The Fight to Preserve Salmon in the Pacific Northwest

Author Langdon Cook discusses his new book, "Upstream: Searching for Wild Salmon From River to Table."
| Updated: November 27, 2018
Seattle magazine contributor Langdon Cook uncovers our complex relationship with the Northwest's favorite fish.

The Pacific Northwest is many things. Tall evergreen trees, gorgeous mountain peaks, beautifully carved islands and salmon. Wild, delicious salmon.

However, this vital food source for humans and orca whales alike, is beginning to thin out. In his new book, Upstream: Searching for Wild Salmon From River to Table, author Langdon Cook dissects salmon culture in the Northwest and the importance of conservation for these incredibly intelligent creatures. Cook digs into how we can be mindful of the salmon population in years to come. We caught up with Cook ahead of his book launch at Town Hall (7:30 p.m. Monday) to discuss salmon recovery efforts and the book, which is now on sale at Amazon and local bookstores.

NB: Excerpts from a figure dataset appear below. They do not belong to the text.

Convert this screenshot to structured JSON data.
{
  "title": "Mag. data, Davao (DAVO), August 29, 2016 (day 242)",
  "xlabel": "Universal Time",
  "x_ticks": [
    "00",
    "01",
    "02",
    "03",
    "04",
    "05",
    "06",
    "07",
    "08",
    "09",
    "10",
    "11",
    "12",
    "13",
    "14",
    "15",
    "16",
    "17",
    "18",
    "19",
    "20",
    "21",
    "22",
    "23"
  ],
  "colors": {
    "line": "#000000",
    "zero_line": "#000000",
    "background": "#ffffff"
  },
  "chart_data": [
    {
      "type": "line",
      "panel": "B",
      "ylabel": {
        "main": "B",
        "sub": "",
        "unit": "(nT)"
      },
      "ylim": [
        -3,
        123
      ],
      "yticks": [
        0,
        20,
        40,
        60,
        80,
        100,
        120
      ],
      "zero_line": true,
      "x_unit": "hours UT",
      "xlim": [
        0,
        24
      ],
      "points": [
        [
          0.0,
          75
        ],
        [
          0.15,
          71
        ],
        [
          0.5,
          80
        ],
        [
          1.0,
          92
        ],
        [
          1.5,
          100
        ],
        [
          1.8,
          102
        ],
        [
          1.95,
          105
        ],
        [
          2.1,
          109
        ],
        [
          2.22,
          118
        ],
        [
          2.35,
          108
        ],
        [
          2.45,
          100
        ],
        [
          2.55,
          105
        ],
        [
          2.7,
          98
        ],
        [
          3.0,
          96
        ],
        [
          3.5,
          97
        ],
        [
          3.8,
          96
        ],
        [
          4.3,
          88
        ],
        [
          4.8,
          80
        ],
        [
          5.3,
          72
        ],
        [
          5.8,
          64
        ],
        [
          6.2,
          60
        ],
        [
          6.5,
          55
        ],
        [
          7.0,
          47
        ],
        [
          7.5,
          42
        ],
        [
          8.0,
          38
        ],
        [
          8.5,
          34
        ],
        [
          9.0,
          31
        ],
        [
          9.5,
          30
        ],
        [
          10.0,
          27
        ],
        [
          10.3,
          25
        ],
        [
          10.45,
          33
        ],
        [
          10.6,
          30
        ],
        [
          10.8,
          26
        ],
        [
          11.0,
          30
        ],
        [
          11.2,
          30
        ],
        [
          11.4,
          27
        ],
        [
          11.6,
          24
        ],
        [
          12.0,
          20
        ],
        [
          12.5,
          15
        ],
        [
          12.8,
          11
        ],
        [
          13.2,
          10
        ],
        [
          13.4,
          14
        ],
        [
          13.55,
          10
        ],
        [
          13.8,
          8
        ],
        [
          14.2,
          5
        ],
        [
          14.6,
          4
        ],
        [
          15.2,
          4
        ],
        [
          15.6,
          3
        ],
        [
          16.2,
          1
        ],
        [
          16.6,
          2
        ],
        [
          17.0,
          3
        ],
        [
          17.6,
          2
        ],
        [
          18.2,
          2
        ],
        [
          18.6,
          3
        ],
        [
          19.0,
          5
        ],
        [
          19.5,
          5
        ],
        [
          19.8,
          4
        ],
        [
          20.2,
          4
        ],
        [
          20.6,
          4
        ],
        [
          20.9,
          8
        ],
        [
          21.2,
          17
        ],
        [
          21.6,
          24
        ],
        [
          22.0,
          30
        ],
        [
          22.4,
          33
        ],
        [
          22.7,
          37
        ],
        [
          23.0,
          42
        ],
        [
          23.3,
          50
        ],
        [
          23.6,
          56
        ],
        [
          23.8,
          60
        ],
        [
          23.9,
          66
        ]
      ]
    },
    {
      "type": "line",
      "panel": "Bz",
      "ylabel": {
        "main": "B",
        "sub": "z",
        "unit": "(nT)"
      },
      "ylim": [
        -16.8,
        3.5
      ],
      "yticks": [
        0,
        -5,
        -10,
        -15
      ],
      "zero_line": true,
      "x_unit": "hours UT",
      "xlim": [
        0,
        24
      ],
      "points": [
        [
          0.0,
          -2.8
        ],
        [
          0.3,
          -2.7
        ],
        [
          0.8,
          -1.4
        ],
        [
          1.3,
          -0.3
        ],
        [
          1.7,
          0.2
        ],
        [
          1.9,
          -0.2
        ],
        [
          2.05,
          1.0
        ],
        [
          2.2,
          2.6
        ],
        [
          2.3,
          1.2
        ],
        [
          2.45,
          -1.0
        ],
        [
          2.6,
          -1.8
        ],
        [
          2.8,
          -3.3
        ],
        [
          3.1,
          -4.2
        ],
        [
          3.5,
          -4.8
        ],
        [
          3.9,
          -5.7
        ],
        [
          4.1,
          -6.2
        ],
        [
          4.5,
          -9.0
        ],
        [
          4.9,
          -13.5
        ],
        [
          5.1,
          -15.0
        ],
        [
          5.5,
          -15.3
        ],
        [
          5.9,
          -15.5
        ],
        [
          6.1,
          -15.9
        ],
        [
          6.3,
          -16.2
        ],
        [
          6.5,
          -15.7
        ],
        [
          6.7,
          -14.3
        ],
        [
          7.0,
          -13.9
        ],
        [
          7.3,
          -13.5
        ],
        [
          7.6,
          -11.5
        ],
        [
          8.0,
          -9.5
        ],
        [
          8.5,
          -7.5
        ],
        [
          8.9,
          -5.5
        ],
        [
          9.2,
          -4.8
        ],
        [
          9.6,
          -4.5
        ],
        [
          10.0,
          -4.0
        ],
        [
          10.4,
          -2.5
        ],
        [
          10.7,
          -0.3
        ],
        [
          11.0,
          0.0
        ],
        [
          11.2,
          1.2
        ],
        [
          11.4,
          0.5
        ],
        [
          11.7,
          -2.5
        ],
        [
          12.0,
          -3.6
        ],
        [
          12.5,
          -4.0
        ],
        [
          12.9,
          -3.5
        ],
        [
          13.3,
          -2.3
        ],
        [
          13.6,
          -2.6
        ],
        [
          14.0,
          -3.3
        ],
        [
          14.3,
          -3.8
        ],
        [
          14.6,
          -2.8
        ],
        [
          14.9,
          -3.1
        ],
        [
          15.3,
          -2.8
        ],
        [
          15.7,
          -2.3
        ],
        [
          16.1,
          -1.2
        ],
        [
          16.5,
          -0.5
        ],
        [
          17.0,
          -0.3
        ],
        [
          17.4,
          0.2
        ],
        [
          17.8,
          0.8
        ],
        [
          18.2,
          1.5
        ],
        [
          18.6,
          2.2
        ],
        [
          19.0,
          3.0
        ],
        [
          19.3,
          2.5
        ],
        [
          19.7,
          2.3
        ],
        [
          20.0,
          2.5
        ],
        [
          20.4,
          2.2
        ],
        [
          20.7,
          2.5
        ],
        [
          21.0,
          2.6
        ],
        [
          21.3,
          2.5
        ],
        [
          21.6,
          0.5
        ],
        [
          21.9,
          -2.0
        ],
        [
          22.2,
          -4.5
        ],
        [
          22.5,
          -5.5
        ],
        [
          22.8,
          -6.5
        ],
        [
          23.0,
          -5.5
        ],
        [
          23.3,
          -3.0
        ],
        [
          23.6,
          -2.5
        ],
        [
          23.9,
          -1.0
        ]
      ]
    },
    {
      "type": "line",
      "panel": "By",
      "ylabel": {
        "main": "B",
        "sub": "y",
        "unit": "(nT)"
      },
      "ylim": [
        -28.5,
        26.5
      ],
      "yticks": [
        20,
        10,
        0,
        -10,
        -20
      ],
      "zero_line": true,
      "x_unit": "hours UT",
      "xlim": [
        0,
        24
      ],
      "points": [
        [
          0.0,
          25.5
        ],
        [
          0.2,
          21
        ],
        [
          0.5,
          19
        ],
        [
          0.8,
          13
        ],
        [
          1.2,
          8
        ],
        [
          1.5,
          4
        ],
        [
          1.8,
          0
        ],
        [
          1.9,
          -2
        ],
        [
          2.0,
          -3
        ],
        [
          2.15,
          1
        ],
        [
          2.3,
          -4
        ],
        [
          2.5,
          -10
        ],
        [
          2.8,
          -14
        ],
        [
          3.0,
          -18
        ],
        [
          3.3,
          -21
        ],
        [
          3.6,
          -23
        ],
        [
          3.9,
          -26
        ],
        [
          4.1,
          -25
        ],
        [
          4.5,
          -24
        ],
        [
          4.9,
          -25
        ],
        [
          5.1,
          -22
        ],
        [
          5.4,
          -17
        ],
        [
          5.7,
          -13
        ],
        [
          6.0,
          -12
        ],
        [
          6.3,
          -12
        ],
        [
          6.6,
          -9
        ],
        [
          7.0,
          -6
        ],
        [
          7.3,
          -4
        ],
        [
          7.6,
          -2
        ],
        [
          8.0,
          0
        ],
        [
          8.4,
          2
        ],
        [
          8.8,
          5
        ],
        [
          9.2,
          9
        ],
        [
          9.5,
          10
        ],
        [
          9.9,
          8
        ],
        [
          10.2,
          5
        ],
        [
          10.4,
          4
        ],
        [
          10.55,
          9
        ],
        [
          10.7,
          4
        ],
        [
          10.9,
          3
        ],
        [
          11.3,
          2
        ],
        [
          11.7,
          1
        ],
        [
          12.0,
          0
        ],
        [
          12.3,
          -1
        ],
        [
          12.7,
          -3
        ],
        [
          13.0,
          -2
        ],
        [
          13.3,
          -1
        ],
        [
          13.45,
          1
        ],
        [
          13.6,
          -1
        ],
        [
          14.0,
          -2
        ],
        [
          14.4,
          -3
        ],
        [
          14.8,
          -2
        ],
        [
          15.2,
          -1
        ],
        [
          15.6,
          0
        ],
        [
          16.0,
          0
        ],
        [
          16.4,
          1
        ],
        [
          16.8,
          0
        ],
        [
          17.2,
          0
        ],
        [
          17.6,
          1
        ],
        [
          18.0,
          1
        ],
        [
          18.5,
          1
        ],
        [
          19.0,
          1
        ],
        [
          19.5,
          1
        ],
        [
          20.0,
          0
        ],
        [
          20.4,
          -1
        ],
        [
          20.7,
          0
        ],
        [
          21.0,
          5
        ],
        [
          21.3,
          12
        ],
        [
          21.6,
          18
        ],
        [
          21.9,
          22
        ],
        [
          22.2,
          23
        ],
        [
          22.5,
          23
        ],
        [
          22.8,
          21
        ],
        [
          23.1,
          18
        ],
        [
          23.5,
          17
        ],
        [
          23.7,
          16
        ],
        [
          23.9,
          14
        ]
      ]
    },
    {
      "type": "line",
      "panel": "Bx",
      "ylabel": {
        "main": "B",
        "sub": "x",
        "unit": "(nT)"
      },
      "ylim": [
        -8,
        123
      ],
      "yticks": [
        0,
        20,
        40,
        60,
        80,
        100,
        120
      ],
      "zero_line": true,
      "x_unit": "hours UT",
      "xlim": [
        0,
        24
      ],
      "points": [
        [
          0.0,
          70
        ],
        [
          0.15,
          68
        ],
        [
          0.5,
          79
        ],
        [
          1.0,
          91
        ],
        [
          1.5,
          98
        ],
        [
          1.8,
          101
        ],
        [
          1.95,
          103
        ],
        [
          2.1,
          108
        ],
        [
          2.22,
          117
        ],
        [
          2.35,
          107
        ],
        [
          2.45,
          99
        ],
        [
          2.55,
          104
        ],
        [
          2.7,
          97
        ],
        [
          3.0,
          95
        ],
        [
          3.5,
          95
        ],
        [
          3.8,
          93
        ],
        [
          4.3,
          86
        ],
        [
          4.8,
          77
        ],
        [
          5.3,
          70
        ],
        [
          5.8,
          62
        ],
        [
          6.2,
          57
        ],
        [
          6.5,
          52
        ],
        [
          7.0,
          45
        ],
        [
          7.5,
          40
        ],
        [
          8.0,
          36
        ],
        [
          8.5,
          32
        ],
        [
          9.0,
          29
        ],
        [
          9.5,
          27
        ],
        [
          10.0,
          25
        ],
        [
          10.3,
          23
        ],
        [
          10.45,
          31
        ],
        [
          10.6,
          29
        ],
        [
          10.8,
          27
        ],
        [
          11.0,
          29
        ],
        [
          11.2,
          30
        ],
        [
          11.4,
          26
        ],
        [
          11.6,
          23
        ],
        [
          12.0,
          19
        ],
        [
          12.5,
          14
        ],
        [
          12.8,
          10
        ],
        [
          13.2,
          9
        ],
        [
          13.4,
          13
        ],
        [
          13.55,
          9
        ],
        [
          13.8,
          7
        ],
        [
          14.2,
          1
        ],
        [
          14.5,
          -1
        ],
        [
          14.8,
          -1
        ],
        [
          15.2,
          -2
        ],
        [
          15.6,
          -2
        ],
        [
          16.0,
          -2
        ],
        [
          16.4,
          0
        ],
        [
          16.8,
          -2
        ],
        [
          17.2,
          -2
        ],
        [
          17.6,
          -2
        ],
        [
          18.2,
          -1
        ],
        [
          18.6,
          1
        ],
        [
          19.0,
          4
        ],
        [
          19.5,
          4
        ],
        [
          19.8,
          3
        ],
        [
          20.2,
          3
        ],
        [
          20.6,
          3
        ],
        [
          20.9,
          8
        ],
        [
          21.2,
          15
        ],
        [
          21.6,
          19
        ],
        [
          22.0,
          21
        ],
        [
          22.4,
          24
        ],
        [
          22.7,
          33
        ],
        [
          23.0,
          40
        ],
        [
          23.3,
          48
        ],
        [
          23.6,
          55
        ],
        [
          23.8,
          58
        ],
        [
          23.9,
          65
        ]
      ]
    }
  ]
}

Seattle magazine: How did you come to write a book about salmon?
Langdon Cook: For the past decade I've been writing about the intersection of food and nature, specifically with wild foods and the foragers who seek them out. Salmon, as a subject, seemed like a logical extension of the research I had done on my previous book, The Mushroom Hunters, which is about the hidden economy of wild mushroom pickers and buyers at work in the woods. Little did I realize the tricky currents I was wading into. Whereas the wild mushroom economy is relatively new, little known and largely out of view, the salmon economy is ancient—going back to the arrival of the first people on the continent—and complex. Lots of dogs in the fight over salmon.

SM: How have salmon been impacted over the years?
LC: Wild Pacific salmon populations have been trending downward almost everywhere in North America outside of Alaska for more than a century, basically since the arrival of Euro-American settlers and the industrialization of salmon habitat. Even Alaska has its problems. The usual suspects are in play: dams, development, agriculture, timber harvest, mining and so on. Modern civilization has not yet found a way to easily coexist with the wild, but there are scientists and advocates doing innovative work right now that could change that.

SM: Why is salmon conservation so important?
LC: An ecologist once told me that anything we do to help wild salmon will also help people in the long run. Remember that while salmon might disappear into the blue pastures of the Pacific to mature, they return among us to spawn the next generation. Salmon need quality water and habitat to thrive, as do people.

SM: Salmon is a huge identifier of Pacific Northwest culture. If the salmon population continues to decline, how do you think this will affect our culture in years to come?
LC: Indeed, salmon are the ultimate totem for our region. It's sad to think of all that iconography throughout the Northwest—the murals and sculptures and abstract flourishes—as a sort of memorial. In the short term salmon will likely continue to decline, but I'm holding out hope that we can find solutions to reverse the decline. Otherwise this will be a lonelier place.

SM: What do you think people can do on a personal level to help aid salmon recovery?
LC: Well, the first thing is simply education. Consumers need to recognize the differences, for example, between farmed salmon and wild salmon. Farmed salmon are raised in tight confinement like industrial livestock and fed a diet of fish pellets and antibiotics, along with chemical colorants to give their meat the desired pink hue. Recent studies suggest that salmon farms are having negative impacts on wild salmon in the form of disease and parasites. Wherever salmon farming has become big business—think of Scandinavia and the U.S. East Coast—the political will to protect wild runs has eroded. So, when you buy a farmed salmon, you're supporting a business model that doesn't value wild salmon.

That said, even within the wild salmon category, the terms can be slippery. Much of our so-called "wild salmon" harvest is supported by hatchery stocks, which are keeping our commercial salmon fishing industry afloat. The goal should be a future with a much smaller hatchery footprint. Hatchery salmon don't have the genetic diversity for the long haul, and they're negatively impacting wild populations.

SM: You were able to talk with many people of different backgrounds who are passionate about salmon in writing this book, what was the biggest thing you were able to learn?
LC: In North America we are more closely tied to salmon than any other wildlife. Entire human cultures have been organized around salmon—are still organized around salmon. When we hold up a mirror to salmon, we see our own reflection. The question now is: Do we like what we see?

SM: What's your favorite salmon dish to cook?
LC: Like most people, I like to keep it simple when it comes to salmon. Nothing too fancy. I usually give a fillet a spice rub and grill it. The key is to keep the heat relatively low so you don't burn up all the fat. That's the way to keep it succulent. I also smoke a lot of my salmon. I coat the fillets with a dry brine that's one part salt to three parts brown sugar along with some chopped garlic and cracked black pepper. After a night of brining, I rinse off the fillets and allow them to air dry for an hour or longer before going into the smoker. Typically, I use cherry wood or apple for the smoke, and sometimes a fresh branch of alder.